14 Eylül 2010 Salı

Hayat Fena Halde Futbola Benzer. Çünkü Top Her Zaman Beklediğin Köşeden Gelmez.

İnanamıyorum. Ben futbolun f'sinden anlamam derken, iki günde bir futbolla ilgili yazı yazıyorum. İyi ama nasıl atlarım bu haberi? Şu yukarıdaki siyah beyaz fotoğraftakilerden biri kim biliyor musun? 1913-1960 yılları arasında yaşamış, 1957 yılında Nobel Edebiyat ödülü kazanmış, insanın var oluşunun ve uyumsuzluğunun peşinde kalem oynatmış biri.. Kim mi? Albert Camus! Cezayir Üniversitesi'ne giderken okul takımının kaleciliğini yapmış iyi mi? Vay canına sayın seyirciler... Albert Camus bir futbol takımının kalecisiydi demek ki? Kaleci nasıl biridir ki? Şöyle hemen kaleci deyince ne geliyor aklıma arka arkaya sıralasam sözgelimi... Neler gelir aklıma? Şimdi televizyonda Bursaspor ile İspanyol Valencia'nın maçı var. Bakıyorum sahaya.. Özellikle kaleciyi izliyorum sürekli... Hepsi aynı takımın oyuncuları oldukları halde kalecinin formasının farklı... Sanki ayrıcalıklıymış, sanki tek adammış gibi... Diğer oyuncularla karıştırılma ihtimali sıfır... Acaba bu durum güçlü mü hissettirir kendini? Yoksa oyun boyunca diğer arkadaşları koca sahada top koştururken kaleci kendi kale alanı içinde kalıyor ya yalnızlık duygusu içinde olabilir mi?


Bence kaleci genelde yalnızlık duygusu içindedir. Hatta kendini o farklı formasıyla yabancı gibi bile hissedebilir.

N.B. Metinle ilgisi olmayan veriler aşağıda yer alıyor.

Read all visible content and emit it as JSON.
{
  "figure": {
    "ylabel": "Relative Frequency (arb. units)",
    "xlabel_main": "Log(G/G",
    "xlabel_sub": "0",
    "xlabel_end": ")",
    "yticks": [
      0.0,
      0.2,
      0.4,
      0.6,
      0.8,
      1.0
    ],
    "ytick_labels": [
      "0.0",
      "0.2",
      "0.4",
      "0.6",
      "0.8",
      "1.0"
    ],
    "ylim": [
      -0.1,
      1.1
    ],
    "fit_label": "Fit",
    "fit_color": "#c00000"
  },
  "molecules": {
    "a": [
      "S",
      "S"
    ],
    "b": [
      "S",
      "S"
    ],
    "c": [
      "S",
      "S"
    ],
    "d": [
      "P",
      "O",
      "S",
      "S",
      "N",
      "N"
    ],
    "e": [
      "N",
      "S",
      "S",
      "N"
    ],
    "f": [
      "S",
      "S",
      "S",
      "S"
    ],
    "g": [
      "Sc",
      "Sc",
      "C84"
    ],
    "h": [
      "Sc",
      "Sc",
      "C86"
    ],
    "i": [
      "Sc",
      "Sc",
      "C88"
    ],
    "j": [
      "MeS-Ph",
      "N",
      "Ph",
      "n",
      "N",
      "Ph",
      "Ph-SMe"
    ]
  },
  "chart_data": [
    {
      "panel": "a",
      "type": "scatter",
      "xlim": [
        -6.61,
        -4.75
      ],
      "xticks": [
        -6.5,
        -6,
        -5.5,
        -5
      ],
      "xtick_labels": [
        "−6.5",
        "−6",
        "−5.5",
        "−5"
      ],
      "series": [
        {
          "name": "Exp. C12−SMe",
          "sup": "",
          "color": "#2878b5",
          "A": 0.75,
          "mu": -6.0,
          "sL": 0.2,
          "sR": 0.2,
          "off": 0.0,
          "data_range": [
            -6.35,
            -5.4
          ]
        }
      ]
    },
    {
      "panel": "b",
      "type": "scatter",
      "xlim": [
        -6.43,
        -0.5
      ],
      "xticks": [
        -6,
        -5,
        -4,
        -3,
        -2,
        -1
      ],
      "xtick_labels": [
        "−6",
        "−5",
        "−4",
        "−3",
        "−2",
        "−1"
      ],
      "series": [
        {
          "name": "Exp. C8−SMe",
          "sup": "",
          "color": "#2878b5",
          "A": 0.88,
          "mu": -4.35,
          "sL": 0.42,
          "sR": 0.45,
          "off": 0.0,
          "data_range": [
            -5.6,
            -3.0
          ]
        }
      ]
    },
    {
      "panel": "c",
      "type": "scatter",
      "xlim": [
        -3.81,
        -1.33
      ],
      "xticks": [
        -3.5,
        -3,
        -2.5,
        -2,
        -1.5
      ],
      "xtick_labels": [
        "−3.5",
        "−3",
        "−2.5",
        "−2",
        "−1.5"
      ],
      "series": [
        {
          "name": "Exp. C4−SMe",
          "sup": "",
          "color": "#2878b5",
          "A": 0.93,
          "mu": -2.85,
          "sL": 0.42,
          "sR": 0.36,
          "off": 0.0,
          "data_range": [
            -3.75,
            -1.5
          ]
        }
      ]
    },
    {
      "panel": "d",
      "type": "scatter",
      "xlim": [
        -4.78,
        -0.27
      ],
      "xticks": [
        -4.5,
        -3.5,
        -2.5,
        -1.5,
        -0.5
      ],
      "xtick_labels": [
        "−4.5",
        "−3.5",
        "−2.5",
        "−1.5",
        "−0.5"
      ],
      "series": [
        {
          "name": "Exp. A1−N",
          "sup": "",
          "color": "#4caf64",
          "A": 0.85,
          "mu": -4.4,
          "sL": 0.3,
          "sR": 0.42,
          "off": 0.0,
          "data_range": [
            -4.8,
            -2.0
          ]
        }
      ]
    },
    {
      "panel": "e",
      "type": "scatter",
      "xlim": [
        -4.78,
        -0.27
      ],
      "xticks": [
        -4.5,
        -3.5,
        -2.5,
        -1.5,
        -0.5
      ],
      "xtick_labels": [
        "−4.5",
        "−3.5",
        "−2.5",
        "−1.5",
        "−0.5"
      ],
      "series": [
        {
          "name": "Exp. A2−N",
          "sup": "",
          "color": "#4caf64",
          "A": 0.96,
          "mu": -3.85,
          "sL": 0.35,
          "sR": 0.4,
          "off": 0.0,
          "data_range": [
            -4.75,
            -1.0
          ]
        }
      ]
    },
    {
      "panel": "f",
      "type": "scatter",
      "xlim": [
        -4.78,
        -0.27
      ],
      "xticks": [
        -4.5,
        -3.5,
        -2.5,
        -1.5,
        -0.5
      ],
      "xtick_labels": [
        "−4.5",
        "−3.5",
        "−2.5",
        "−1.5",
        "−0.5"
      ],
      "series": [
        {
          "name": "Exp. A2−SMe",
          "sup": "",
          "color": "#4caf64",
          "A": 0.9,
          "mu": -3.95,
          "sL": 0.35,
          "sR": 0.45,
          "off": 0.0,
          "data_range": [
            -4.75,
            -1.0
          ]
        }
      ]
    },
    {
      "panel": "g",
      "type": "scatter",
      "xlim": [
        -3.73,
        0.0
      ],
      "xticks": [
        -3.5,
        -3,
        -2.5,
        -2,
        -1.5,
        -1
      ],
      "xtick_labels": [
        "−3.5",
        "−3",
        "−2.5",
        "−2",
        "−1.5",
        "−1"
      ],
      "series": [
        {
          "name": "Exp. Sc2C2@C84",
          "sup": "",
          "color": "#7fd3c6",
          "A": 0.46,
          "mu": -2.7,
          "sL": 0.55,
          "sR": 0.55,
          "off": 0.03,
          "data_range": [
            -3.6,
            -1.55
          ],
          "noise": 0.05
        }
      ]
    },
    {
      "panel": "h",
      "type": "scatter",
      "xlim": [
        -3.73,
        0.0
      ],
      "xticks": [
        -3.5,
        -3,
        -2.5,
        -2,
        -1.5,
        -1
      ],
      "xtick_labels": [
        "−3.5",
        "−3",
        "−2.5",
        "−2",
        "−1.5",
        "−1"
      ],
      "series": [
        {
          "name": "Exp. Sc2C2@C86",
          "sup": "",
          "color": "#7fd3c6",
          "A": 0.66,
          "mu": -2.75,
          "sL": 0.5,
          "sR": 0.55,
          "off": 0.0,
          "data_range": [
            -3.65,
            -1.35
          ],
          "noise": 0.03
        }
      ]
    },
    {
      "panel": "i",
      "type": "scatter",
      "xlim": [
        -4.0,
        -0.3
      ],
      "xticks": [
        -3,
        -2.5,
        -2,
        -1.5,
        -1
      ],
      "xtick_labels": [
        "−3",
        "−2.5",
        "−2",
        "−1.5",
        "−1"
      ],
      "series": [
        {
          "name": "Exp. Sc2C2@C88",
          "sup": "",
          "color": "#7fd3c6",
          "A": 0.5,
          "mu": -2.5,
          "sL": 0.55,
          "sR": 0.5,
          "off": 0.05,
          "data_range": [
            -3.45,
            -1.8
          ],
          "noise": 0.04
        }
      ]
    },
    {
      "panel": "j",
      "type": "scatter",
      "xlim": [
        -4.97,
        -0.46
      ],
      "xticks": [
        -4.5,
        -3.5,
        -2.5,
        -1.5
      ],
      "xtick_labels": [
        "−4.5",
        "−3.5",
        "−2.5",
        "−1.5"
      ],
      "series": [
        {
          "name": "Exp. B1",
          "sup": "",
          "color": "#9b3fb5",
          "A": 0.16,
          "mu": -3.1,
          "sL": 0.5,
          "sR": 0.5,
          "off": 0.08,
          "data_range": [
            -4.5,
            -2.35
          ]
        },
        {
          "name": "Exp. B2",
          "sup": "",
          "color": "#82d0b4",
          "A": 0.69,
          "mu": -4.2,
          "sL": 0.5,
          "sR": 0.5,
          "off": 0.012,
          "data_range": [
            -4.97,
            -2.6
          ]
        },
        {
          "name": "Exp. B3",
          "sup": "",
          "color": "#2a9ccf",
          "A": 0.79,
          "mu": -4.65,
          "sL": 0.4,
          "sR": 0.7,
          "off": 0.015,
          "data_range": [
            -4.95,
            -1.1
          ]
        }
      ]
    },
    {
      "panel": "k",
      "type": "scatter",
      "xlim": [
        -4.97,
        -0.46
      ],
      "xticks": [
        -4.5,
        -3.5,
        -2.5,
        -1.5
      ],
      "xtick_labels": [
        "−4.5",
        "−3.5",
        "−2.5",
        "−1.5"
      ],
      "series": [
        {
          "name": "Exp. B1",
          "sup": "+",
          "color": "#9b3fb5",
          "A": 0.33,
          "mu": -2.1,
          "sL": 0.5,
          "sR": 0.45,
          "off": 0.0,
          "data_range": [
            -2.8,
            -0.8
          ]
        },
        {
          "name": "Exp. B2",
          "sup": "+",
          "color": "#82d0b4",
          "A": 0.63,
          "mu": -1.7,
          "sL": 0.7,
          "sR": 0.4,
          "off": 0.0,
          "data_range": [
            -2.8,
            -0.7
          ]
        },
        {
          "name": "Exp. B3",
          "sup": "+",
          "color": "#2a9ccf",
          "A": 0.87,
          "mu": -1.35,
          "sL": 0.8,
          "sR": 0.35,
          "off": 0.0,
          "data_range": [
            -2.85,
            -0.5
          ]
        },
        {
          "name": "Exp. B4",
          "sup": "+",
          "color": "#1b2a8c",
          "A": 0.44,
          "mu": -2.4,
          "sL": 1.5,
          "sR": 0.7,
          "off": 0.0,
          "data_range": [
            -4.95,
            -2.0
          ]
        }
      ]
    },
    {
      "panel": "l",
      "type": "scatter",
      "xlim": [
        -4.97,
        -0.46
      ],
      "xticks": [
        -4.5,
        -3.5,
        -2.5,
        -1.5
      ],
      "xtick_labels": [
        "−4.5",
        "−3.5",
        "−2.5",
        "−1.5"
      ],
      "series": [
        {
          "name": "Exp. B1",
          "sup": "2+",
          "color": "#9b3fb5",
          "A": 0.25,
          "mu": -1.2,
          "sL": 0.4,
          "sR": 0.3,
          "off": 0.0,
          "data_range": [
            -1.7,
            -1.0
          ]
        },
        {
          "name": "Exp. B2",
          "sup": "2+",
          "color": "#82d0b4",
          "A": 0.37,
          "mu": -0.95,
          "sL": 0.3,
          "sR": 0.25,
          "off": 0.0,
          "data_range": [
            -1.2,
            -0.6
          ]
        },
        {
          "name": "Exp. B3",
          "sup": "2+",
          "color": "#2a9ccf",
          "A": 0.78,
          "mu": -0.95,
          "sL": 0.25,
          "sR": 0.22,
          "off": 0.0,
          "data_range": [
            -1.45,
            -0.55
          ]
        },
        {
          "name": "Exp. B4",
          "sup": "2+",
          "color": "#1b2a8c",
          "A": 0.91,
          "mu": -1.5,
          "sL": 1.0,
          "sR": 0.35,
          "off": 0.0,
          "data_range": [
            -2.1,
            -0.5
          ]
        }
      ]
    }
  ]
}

Albet Camus'un Yabancı adlı kitabı aklıma geldi şimdi.. Kaleci top kurtaracak.. Kaleye top sokmayacak... İşi bu.. İyi de top her zaman beklediği yerden gelmiyor ki... Aynı hayat gibi... Sen istediğin kadar plan yap... Hayat kendi mecrasında akmıyor mu? Aynen öyle sanki... Dar Alanda Kısa Paslaşmalar adlı filmde, Esnafspor'u hatırladın mı? "Hayat fena halde futbola benzer" o filmin resmen sloganıydı... Albert Camus kaleciliği çok severmiş. Ve ilginç bir söz söylemiş... "Ahlaka dair bildiğim ne varsa futboldan öğrendim. Çünkü top hiç bir zaman beklediğim köşeden gelmedi." Ben var ya uzatmadan kısa keseyim sözü... Futbolun f'sinden anlamayarak bu kadar cümle uydurdum ya pes vallahi... Futboldan anlayıp bu yazıma denk gelenler, kıs kıs gülecekler bana eminim... Ne bileyim? 20. yüzyılın en önemli Fransız yazarlarından koskoca Albert Camus'nun tutkulu bir futbol kalecisi olduğunu duyunca iki kelam etmek içimden geldi. Sonra üzerinde düşündükçe inanmaya başladım. Hayat fena halde futbola benziyor sahiden. Top her zaman gelmiyor ki beklediğin köşeden. Sadece maçta değil hayatta da bilirsin insan ummadığı acı golleri yiyebiliyor durup dururken... İşte o zaman kendini bir kaleci gibi çaresiz, yalnız ve yabancı hissedebiliyor. Hoppala... Ben şimdi kaleciyi anlatmaya çalışıyordum. İyi de topu neden böyle hüzünlü bir köşeye sürdüm. Ben yazmıyorum, klavye kendi kendine böyle yazıyor diyeyim bari... Ne bileyim? Yazdıkça cümleler böyle dökülüyor.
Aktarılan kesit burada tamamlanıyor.